32. Use of istiratumab, irinotecan sucrosofate liposome injection, and temozolomide for the manufacture of a medicament for the treatment of a patient having Ewing sarcoma, wherein: (A) istiratumab is administered intravenously at a dose of 40 mg/kg or 2.8 g every two weeks;
(B) irinotecan sucrosofate liposome injection is administered intravenously at a dose of 35-50 mg/m2 or 50-70 mg/m2 every two weeks; and
(C) temozolomide is administered orally at a dose of 75-100 mg/m2 on days 1-5 every three weeks.
33. Istiratumab, irinotecan sucrosofate liposome injection, and temozolomide for use in the treatment of a patient having Ewing sarcoma, wherein:
(A) istiratumab is administered intravenously at a dose of 40 mg/kg or 2.8 g every two weeks;
(B) irinotecan sucrosofate liposome injection is administered intravenously at a dose of 35-50 mg/m2 or 50-70 mg/m2 every two weeks; and
(C) temozolomide is administered orally at a dose of 75-100 mg/m2 on days 1-5 every three weeks.
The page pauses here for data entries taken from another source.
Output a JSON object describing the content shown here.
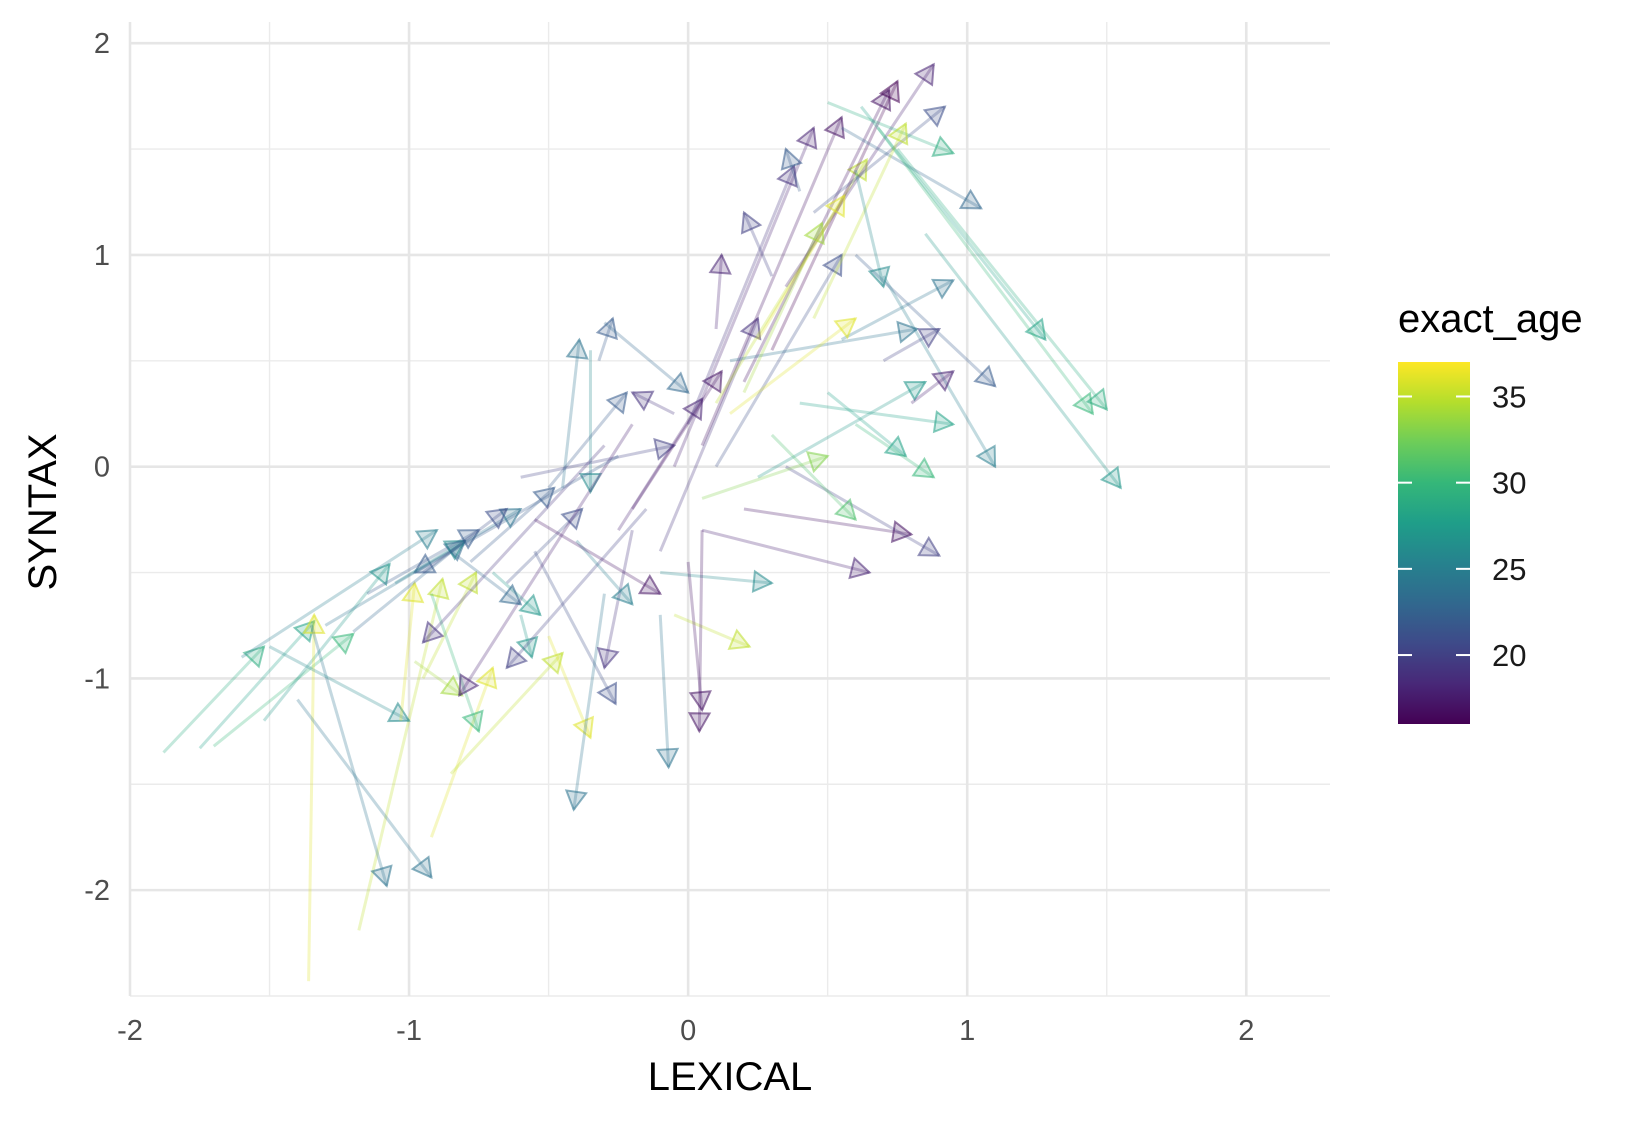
{
  "chart_data": {
    "type": "scatter",
    "subtype": "arrow-trajectories",
    "xlabel": "LEXICAL",
    "ylabel": "SYNTAX",
    "xlim": [
      -2.0,
      2.3
    ],
    "ylim": [
      -2.5,
      2.1
    ],
    "x_ticks": [
      -2,
      -1,
      0,
      1,
      2
    ],
    "x_tick_labels": [
      "-2",
      "-1",
      "0",
      "1",
      "2"
    ],
    "y_ticks": [
      -2,
      -1,
      0,
      1,
      2
    ],
    "y_tick_labels": [
      "-2",
      "-1",
      "0",
      "1",
      "2"
    ],
    "grid": true,
    "color_variable": "exact_age",
    "color_range": [
      16,
      37
    ],
    "legend": {
      "title": "exact_age",
      "position": "right",
      "ticks": [
        20,
        25,
        30,
        35
      ],
      "tick_labels": [
        "20",
        "25",
        "30",
        "35"
      ],
      "colors": [
        "#440154",
        "#482878",
        "#3E4A89",
        "#31688E",
        "#26828E",
        "#1F9E89",
        "#35B779",
        "#6DCD59",
        "#B4DE2C",
        "#FDE725"
      ]
    },
    "segments": [
      {
        "x0": -1.88,
        "y0": -1.35,
        "x1": -1.52,
        "y1": -0.85,
        "age": 29
      },
      {
        "x0": -1.75,
        "y0": -1.33,
        "x1": -1.34,
        "y1": -0.73,
        "age": 28
      },
      {
        "x0": -1.7,
        "y0": -1.32,
        "x1": -1.2,
        "y1": -0.79,
        "age": 30
      },
      {
        "x0": -1.52,
        "y0": -1.2,
        "x1": -1.07,
        "y1": -0.46,
        "age": 27
      },
      {
        "x0": -1.36,
        "y0": -2.43,
        "x1": -1.34,
        "y1": -0.7,
        "age": 36
      },
      {
        "x0": -1.18,
        "y0": -2.19,
        "x1": -0.88,
        "y1": -0.53,
        "age": 35
      },
      {
        "x0": -1.4,
        "y0": -1.1,
        "x1": -0.92,
        "y1": -1.94,
        "age": 24
      },
      {
        "x0": -1.35,
        "y0": -0.75,
        "x1": -1.08,
        "y1": -1.98,
        "age": 24
      },
      {
        "x0": -1.5,
        "y0": -0.85,
        "x1": -1.0,
        "y1": -1.2,
        "age": 26
      },
      {
        "x0": -1.03,
        "y0": -1.2,
        "x1": -0.98,
        "y1": -0.55,
        "age": 36
      },
      {
        "x0": -0.98,
        "y0": -0.92,
        "x1": -0.81,
        "y1": -1.08,
        "age": 34
      },
      {
        "x0": -0.95,
        "y0": -1.0,
        "x1": -0.76,
        "y1": -0.5,
        "age": 35
      },
      {
        "x0": -1.2,
        "y0": -0.78,
        "x1": -0.8,
        "y1": -0.35,
        "age": 23
      },
      {
        "x0": -0.92,
        "y0": -1.75,
        "x1": -0.7,
        "y1": -0.95,
        "age": 36
      },
      {
        "x0": -0.85,
        "y0": -1.45,
        "x1": -0.45,
        "y1": -0.88,
        "age": 35
      },
      {
        "x0": -0.92,
        "y0": -0.6,
        "x1": -0.75,
        "y1": -1.25,
        "age": 30
      },
      {
        "x0": -0.78,
        "y0": -0.45,
        "x1": -0.48,
        "y1": -0.1,
        "age": 22
      },
      {
        "x0": -0.65,
        "y0": -0.55,
        "x1": -0.38,
        "y1": -0.2,
        "age": 21
      },
      {
        "x0": -0.6,
        "y0": -0.7,
        "x1": -0.56,
        "y1": -0.9,
        "age": 27
      },
      {
        "x0": -0.55,
        "y0": -0.4,
        "x1": -0.26,
        "y1": -1.12,
        "age": 21
      },
      {
        "x0": -0.5,
        "y0": -0.8,
        "x1": -0.35,
        "y1": -1.28,
        "age": 36
      },
      {
        "x0": -0.3,
        "y0": -0.6,
        "x1": -0.41,
        "y1": -1.62,
        "age": 24
      },
      {
        "x0": -0.45,
        "y0": -0.1,
        "x1": -0.39,
        "y1": 0.6,
        "age": 24
      },
      {
        "x0": -0.35,
        "y0": 0.55,
        "x1": -0.35,
        "y1": -0.12,
        "age": 26
      },
      {
        "x0": -0.32,
        "y0": 0.5,
        "x1": -0.27,
        "y1": 0.7,
        "age": 22
      },
      {
        "x0": -0.3,
        "y0": 0.68,
        "x1": 0.0,
        "y1": 0.35,
        "age": 23
      },
      {
        "x0": -0.5,
        "y0": -0.1,
        "x1": -0.22,
        "y1": 0.35,
        "age": 22
      },
      {
        "x0": -0.6,
        "y0": -0.05,
        "x1": -0.05,
        "y1": 0.1,
        "age": 20
      },
      {
        "x0": -0.25,
        "y0": -0.3,
        "x1": 0.05,
        "y1": 0.32,
        "age": 18
      },
      {
        "x0": -0.2,
        "y0": -0.2,
        "x1": 0.12,
        "y1": 0.45,
        "age": 17
      },
      {
        "x0": -0.1,
        "y0": -0.4,
        "x1": 0.25,
        "y1": 0.7,
        "age": 19
      },
      {
        "x0": -0.05,
        "y0": 0.0,
        "x1": 0.45,
        "y1": 1.6,
        "age": 18
      },
      {
        "x0": 0.05,
        "y0": 0.1,
        "x1": 0.55,
        "y1": 1.65,
        "age": 17
      },
      {
        "x0": 0.1,
        "y0": 0.3,
        "x1": 0.64,
        "y1": 1.45,
        "age": 35
      },
      {
        "x0": 0.2,
        "y0": 0.4,
        "x1": 0.72,
        "y1": 1.78,
        "age": 17
      },
      {
        "x0": 0.3,
        "y0": 0.55,
        "x1": 0.75,
        "y1": 1.82,
        "age": 16
      },
      {
        "x0": 0.35,
        "y0": 0.85,
        "x1": 0.88,
        "y1": 1.9,
        "age": 18
      },
      {
        "x0": 0.45,
        "y0": 1.2,
        "x1": 0.92,
        "y1": 1.7,
        "age": 21
      },
      {
        "x0": 0.5,
        "y0": 1.72,
        "x1": 0.95,
        "y1": 1.48,
        "age": 29
      },
      {
        "x0": 0.55,
        "y0": 1.6,
        "x1": 1.05,
        "y1": 1.22,
        "age": 23
      },
      {
        "x0": 0.62,
        "y0": 1.7,
        "x1": 1.28,
        "y1": 0.6,
        "age": 28
      },
      {
        "x0": 0.68,
        "y0": 1.6,
        "x1": 1.45,
        "y1": 0.25,
        "age": 30
      },
      {
        "x0": 0.75,
        "y0": 1.5,
        "x1": 1.5,
        "y1": 0.27,
        "age": 29
      },
      {
        "x0": 0.85,
        "y0": 1.1,
        "x1": 1.55,
        "y1": -0.1,
        "age": 27
      },
      {
        "x0": 0.6,
        "y0": 1.0,
        "x1": 1.1,
        "y1": 0.38,
        "age": 22
      },
      {
        "x0": 0.7,
        "y0": 0.9,
        "x1": 1.1,
        "y1": 0.0,
        "age": 25
      },
      {
        "x0": 0.55,
        "y0": 0.6,
        "x1": 0.95,
        "y1": 0.88,
        "age": 24
      },
      {
        "x0": 0.4,
        "y0": 0.3,
        "x1": 0.95,
        "y1": 0.2,
        "age": 28
      },
      {
        "x0": 0.35,
        "y0": 0.0,
        "x1": 0.9,
        "y1": -0.42,
        "age": 20
      },
      {
        "x0": 0.2,
        "y0": -0.2,
        "x1": 0.8,
        "y1": -0.32,
        "age": 17
      },
      {
        "x0": 0.05,
        "y0": -0.3,
        "x1": 0.65,
        "y1": -0.5,
        "age": 18
      },
      {
        "x0": -0.1,
        "y0": -0.5,
        "x1": 0.3,
        "y1": -0.55,
        "age": 26
      },
      {
        "x0": -0.05,
        "y0": -0.7,
        "x1": 0.22,
        "y1": -0.85,
        "age": 35
      },
      {
        "x0": 0.05,
        "y0": -0.3,
        "x1": 0.04,
        "y1": -1.25,
        "age": 17
      },
      {
        "x0": 0.0,
        "y0": -0.45,
        "x1": 0.05,
        "y1": -1.15,
        "age": 17
      },
      {
        "x0": -0.1,
        "y0": -0.7,
        "x1": -0.07,
        "y1": -1.42,
        "age": 24
      },
      {
        "x0": -0.2,
        "y0": -0.3,
        "x1": -0.3,
        "y1": -0.95,
        "age": 19
      },
      {
        "x0": -0.15,
        "y0": -0.2,
        "x1": -0.65,
        "y1": -0.95,
        "age": 20
      },
      {
        "x0": -0.3,
        "y0": 0.1,
        "x1": -0.95,
        "y1": -0.83,
        "age": 19
      },
      {
        "x0": -0.2,
        "y0": 0.2,
        "x1": -0.82,
        "y1": -1.08,
        "age": 18
      },
      {
        "x0": -0.25,
        "y0": 0.05,
        "x1": -0.98,
        "y1": -0.5,
        "age": 22
      },
      {
        "x0": 0.0,
        "y0": 0.2,
        "x1": 0.38,
        "y1": 1.42,
        "age": 19
      },
      {
        "x0": 0.1,
        "y0": 0.0,
        "x1": 0.55,
        "y1": 1.0,
        "age": 21
      },
      {
        "x0": 0.15,
        "y0": 0.5,
        "x1": 0.82,
        "y1": 0.65,
        "age": 24
      },
      {
        "x0": 0.25,
        "y0": -0.05,
        "x1": 0.85,
        "y1": 0.4,
        "age": 27
      },
      {
        "x0": 0.3,
        "y0": 0.15,
        "x1": 0.6,
        "y1": -0.25,
        "age": 31
      },
      {
        "x0": -0.4,
        "y0": -0.35,
        "x1": -0.2,
        "y1": -0.65,
        "age": 25
      },
      {
        "x0": -0.7,
        "y0": -0.5,
        "x1": -0.53,
        "y1": -0.7,
        "age": 27
      },
      {
        "x0": -1.05,
        "y0": -0.55,
        "x1": -0.8,
        "y1": -0.35,
        "age": 26
      },
      {
        "x0": -0.85,
        "y0": -0.4,
        "x1": -0.6,
        "y1": -0.65,
        "age": 23
      },
      {
        "x0": -0.55,
        "y0": -0.25,
        "x1": -0.1,
        "y1": -0.6,
        "age": 17
      },
      {
        "x0": 0.05,
        "y0": -0.15,
        "x1": 0.5,
        "y1": 0.05,
        "age": 33
      },
      {
        "x0": 0.15,
        "y0": 0.25,
        "x1": 0.6,
        "y1": 0.7,
        "age": 36
      },
      {
        "x0": 0.2,
        "y0": 0.35,
        "x1": 0.48,
        "y1": 1.15,
        "age": 34
      },
      {
        "x0": 0.25,
        "y0": 0.6,
        "x1": 0.56,
        "y1": 1.28,
        "age": 36
      },
      {
        "x0": 0.45,
        "y0": 0.7,
        "x1": 0.78,
        "y1": 1.62,
        "age": 35
      },
      {
        "x0": 0.3,
        "y0": 0.9,
        "x1": 0.2,
        "y1": 1.2,
        "age": 20
      },
      {
        "x0": 0.4,
        "y0": 1.3,
        "x1": 0.35,
        "y1": 1.5,
        "age": 22
      },
      {
        "x0": 0.6,
        "y0": 1.4,
        "x1": 0.7,
        "y1": 0.85,
        "age": 26
      },
      {
        "x0": 0.1,
        "y0": 0.65,
        "x1": 0.12,
        "y1": 1.0,
        "age": 18
      },
      {
        "x0": -0.05,
        "y0": 0.25,
        "x1": -0.2,
        "y1": 0.35,
        "age": 19
      },
      {
        "x0": 0.5,
        "y0": 0.35,
        "x1": 0.78,
        "y1": 0.05,
        "age": 28
      },
      {
        "x0": 0.6,
        "y0": 0.2,
        "x1": 0.88,
        "y1": -0.05,
        "age": 30
      },
      {
        "x0": 0.7,
        "y0": 0.5,
        "x1": 0.9,
        "y1": 0.65,
        "age": 20
      },
      {
        "x0": 0.8,
        "y0": 0.3,
        "x1": 0.95,
        "y1": 0.45,
        "age": 18
      },
      {
        "x0": -1.3,
        "y0": -0.75,
        "x1": -0.6,
        "y1": -0.2,
        "age": 24
      },
      {
        "x0": -1.6,
        "y0": -0.9,
        "x1": -0.9,
        "y1": -0.3,
        "age": 25
      },
      {
        "x0": -1.15,
        "y0": -0.6,
        "x1": -0.75,
        "y1": -0.3,
        "age": 22
      },
      {
        "x0": -0.95,
        "y0": -0.5,
        "x1": -0.65,
        "y1": -0.2,
        "age": 21
      }
    ]
  }
}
34. A method of treating a patient having Ewing sarcoma comprising administering to the patient:
(A) istiratumab intravenously at a dose of 40 mg/kg or 2.8 g every two weeks;
(B) irinotecan sucrosofate liposome injection intravenously at a dose of 35-50 mg/m2 or 50-70 mg/m2 every two weeks; and
(C) temozolomide orally at a dose of 125 mg/m2 on days 1-5 every three weeks.
35. Use of istiratumab, irinotecan sucrosofate liposome injection, and temozolomide for the manufacture of a medicament for the treatment of a patient having Ewing sarcoma, wherein:
(A) istiratumab is administered intravenously at a dose of 40 mg/kg or 2.8 g every two weeks;
(B) irinotecan sucrosofate liposome injection is administered intravenously at a dose of 35-50 mg/m2 or 50-70 mg/m2 every two weeks; and
(C) temozolomide is administered orally at a dose of 125 mg/m2 on days 1-5 every three weeks.
36. Istiratumab, irinotecan sucrosofate liposome injection, and temozolomide for use in the treatment of a patient having Ewing sarcoma, wherein:
(A) istiratumab is administered intravenously at a dose of 40 mg/kg or 2.8 g every two weeks;
(B) irinotecan sucrosofate liposome injection is administered intravenously at a dose of 35-50 mg/m2 or 50-70 mg/m2 every two weeks; and
(C) temozolomide is administered orally at a dose of 125 mg/m2 on days 1-5 every three weeks.
37. A method of treating a patient having Ewing sarcoma comprising administering to the patient:
(A) istiratumab intravenously at a dose of 40 mg/kg or 2.8 g every two weeks;
(B) irinotecan sucrosofate liposome injection administered intravenously at a dose of 35-50 mg/m2 or 50-70 mg/m2 every two weeks; and
(C) temozolomide orally at a dose of 50-100 mg/m2 on days 1-5 every three weeks.
38. Use of istiratumab, irinotecan sucrosofate liposome injection, and temozolomide for the manufacture of a medicament for the treatment of a patient having Ewing sarcoma, wherein:
(A) istiratumab intravenously at a dose of 40 mg/kg or 2.8 g every two weeks;
(B) irinotecan sucrosofate liposome injection administered intravenously at a dose of 35-50 mg/m2 or 50-70 mg/m2 every two weeks; and
(C) temozolomide orally at a dose of 50-100 mg/m2 on days 1-5 every three weeks.
39. Istiratumab, irinotecan sucrosofate liposome injection, and temozolomide for use in the treatment of a patient having Ewing sarcoma, wherein:
(A) istiratumab intravenously at a dose of 40 mg/kg or 2.8 g every two weeks;
(B) irinotecan sucrosofate liposome injection administered intravenously at a dose of 35-50 mg/m2 or 50-70 mg/m2 every two weeks; and
(C) temozolomide orally at a dose of 50-100 mg/m2 on days 1-5 every three weeks.
40. The method, use, or istiratumab, irinotecan sucrosofate liposome injection, and temozolomide for use of any one of claims 31-39, wherein the irinotecan sucrosofate liposome injection is Onivyde®.